Strategy

IPOs May Be Stalling, But Follow-Ons Are Cranking: PwC


by FEI Daily Staff

The heady market for initial public offerings is taking a breather following record 2014 issuance, but that does not mean financial executives at high growth companies can rest easy. That is because follow on offerings are being issued at a breakneck pace, according to a new report by PwC US.

U.S. IPO proceeds slowed to 2012 levels with 41 IPOs raising $6.2 billion, according to IPO Watch, a quarterly survey by PwC US.  That is slightly over half the $11 billion raised in the same quarter last year, and down 63 percent compared to $16. 6 billion raised in the fourth quarter 2014.

However, there were 253 follow-on offerings in the first quarter raising a total of $68.8 billion, which is an increase of 103 percent in volume and 92 percent in value from the previous quarter.

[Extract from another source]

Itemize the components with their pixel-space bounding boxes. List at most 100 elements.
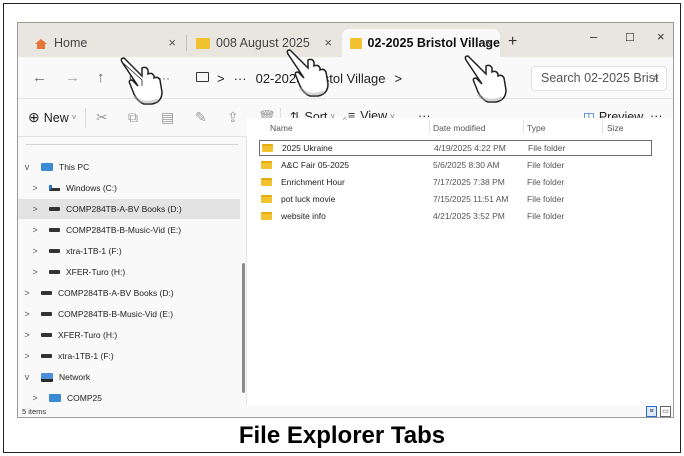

Follow-ons are issuance of stock subsequent to the company's IPO, often used to pay off debt and increase the stock’s float or to move privately held shares into the public market. Over 23 percent of the follow-ons in the first quarter were backed by financial sponsors looking to systematically exit portfolio investments, according to PwC.

“While we saw a decline from the vigorous pace of activity in 2014, 41 IPOs in the first quarter is generally in line with historical first quarter IPO volume since 2010,” said Henri Leveque, partner, U.S. Capital Markets and Accounting Advisory Services leader, PwC’s Deals Practice. “As long as the broader stock market remains stable in the face of mounting domestic and global uncertainty, it is likely we will continue to see a robust atmosphere for IPOs and follow-on offerings.”

The 41 IPOs completed in the first quarter of 2015 represent a 42 percent decrease from the 71 issuances recorded in the robust first quarter of 2014. The healthcare industry led IPO market activity, according to PwC, accounting for 41 percent of total volume with 17 IPOs. The healthcare sector also led in follow-on offerings in terms of both volume and value for the first quarter of 2015.

“The interest in high-growth companies among investors remains prevalent as demonstrated by the demand for biotech IPOs in the current low-yield environment,” said Neil Dhar, partner, U.S. Capital Markets leader, PwC’s Deals Practice. “In the face of increased market volatility, it is important to explore and consider various market opportunities.”